Stuck in the city today as werk's xmas party - a Christmas in July affair - is tonight. The snowdrops will, I am sure, be up real soon, p'raps even as I type which means that we will be busybusy in the garden before long. For now, though, we can afford a day off here and there. Things are on the verge of bursting; the deep breath before the plunge as Gandalf said.
Werk makes me think of books, of course, and books make me think of cookbooks when I'm in this space of course. I've bought far fewer in recent times than ever before mostly, I think, because of what Jo referred to last night as the Masterchef Effect, i.e. nobody serves dinner any more, they plate it instead. Well, I serve food, maybe you do too. How does one plate baked beans? Anyway, what I mean is that food publishing's gone all fancy and fussy. I am less and less drawn to that kind of cooking. It makes me feel all Bolshie.
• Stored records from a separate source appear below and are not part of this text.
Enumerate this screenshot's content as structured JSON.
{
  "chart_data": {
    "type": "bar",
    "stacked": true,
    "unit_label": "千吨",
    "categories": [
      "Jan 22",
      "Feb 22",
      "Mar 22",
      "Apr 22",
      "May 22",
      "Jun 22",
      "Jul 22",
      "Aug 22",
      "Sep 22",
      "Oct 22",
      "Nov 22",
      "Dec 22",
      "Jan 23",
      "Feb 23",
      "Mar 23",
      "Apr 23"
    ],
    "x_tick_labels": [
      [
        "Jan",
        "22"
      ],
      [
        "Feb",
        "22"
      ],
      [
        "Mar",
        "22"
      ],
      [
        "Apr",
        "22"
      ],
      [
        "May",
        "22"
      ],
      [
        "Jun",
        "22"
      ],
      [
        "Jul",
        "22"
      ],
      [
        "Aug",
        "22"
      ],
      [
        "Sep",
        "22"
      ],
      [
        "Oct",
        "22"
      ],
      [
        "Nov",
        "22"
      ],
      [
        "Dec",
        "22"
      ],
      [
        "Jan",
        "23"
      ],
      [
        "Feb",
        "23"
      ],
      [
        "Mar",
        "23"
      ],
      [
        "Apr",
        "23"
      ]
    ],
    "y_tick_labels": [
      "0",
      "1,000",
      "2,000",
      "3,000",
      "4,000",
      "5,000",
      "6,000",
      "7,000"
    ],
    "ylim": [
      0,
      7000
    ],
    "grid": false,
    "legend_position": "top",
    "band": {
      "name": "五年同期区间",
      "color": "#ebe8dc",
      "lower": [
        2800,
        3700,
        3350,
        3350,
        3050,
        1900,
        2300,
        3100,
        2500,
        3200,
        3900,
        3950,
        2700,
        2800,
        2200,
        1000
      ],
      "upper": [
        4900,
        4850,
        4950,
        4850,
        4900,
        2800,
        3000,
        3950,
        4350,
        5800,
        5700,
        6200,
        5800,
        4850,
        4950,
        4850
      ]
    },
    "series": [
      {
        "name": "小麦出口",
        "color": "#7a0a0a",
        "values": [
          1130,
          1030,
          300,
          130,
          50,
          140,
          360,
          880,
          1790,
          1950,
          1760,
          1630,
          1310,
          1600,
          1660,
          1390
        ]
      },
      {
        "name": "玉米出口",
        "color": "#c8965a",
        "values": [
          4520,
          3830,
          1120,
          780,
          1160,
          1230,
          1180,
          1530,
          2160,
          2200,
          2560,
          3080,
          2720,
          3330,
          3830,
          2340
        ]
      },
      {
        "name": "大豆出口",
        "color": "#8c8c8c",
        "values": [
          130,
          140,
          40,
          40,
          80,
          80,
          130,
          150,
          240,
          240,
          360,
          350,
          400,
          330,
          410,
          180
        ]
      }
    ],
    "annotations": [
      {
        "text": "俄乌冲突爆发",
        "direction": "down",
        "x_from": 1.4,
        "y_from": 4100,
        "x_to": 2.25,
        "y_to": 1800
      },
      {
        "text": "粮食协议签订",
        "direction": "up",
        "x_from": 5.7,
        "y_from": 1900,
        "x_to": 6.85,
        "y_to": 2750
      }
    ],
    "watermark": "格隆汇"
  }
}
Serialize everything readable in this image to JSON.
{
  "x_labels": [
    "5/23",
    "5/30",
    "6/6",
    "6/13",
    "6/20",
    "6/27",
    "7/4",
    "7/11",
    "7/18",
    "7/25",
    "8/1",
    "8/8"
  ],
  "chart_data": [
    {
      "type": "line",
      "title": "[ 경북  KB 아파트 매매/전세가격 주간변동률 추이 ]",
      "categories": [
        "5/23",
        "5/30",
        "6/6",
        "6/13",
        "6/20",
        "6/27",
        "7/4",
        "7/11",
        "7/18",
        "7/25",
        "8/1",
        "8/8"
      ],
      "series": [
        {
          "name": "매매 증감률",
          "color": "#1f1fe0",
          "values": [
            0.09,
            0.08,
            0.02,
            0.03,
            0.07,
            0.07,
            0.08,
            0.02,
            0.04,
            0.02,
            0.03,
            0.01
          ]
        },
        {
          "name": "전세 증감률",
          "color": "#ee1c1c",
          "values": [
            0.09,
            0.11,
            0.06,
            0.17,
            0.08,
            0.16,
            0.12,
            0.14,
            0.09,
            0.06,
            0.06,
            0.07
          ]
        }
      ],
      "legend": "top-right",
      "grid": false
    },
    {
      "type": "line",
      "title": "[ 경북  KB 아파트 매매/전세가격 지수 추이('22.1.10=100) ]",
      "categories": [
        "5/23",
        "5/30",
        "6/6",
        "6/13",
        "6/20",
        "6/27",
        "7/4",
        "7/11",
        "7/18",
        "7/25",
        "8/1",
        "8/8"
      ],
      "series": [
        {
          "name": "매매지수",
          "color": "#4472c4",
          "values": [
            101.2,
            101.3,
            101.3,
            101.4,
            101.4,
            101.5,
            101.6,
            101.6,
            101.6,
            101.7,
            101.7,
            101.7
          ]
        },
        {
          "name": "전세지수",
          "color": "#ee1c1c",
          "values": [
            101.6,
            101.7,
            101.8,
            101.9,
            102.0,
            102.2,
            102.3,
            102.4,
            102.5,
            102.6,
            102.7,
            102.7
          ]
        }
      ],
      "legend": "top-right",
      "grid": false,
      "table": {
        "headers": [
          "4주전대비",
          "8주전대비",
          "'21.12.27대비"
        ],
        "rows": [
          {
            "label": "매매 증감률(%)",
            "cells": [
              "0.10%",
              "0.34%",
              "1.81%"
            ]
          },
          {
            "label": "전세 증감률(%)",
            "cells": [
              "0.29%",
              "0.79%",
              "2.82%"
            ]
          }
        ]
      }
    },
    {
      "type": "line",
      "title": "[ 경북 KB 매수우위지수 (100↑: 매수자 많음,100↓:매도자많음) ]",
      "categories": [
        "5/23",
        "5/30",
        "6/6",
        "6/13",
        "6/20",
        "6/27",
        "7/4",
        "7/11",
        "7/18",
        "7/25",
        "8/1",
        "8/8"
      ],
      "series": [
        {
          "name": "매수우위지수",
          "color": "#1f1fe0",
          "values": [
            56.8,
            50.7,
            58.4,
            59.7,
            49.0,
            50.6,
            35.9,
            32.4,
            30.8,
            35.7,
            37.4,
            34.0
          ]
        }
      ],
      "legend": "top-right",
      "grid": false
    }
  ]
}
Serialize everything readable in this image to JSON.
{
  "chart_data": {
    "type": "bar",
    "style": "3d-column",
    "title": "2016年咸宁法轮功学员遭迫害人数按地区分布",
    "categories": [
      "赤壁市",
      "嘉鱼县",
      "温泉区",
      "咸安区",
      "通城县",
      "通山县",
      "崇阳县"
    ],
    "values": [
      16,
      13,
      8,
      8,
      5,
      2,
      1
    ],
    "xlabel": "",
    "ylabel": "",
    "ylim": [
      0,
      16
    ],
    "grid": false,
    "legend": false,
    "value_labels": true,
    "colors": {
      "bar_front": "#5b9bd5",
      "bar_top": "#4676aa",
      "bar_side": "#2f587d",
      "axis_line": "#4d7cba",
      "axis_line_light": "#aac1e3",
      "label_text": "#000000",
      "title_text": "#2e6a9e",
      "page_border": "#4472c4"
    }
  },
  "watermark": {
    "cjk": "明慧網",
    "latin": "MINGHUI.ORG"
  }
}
Then there's the Paleo Effect. I understand why people are attracted to it as a diet (the lifestyle, less so) and love that vegetables are held in such high esteem, but ya know what? Sometimes, some of the info given is downright wrong. This book (The Paleo Cafe) states that, and I quote, "Grains have no nutritional value".
No explanation is offered to prove this statement. Just grains have no nutritional value. Nick at werk is a super smart university science student and when I showed him the passage he was outraged. Cynical cow that I am, I simply rolled my eyes skyward, but it's wrong enough to prompt me to write this, so, there you go. I'd avoid that book based on a lack of basic facts.
There are some goodies, though. I love the Detox Kitchen Bible. Detox is a word to be avoided at all costs, but somehow this one passed the test for me. It's lovely, the recipes are new and interesting, and the photos are a perfect match. Mark Diacono's Year at Otter Farm is glorious, useful and hilarious. Jo and I were in paroxysms of laughter when I told her that he says, of a cake (or pudding or something) that it is, like Eric Clapton, best with cream. It's also a serious piece of writing about his climate change farm, an idea that's really grabbed me. Beautiful photos. Couldn't ask for more. Also, STICKY MEDLAR TOFFEE PUDDING. Hands down the best use of next door's medlars yet.
But the book I want you to know about is Emma Galloway's My Darling Lemon Thyme. It's a winner, pretty much my current kitchen bible. Simple, affordable food that is, yes, gluten- and mostly dairy-free, but it's also just a really, really solid cookbook. Every single recipe works, and how many cookbooks can one say that of?
Any faves you're reading/using/loving?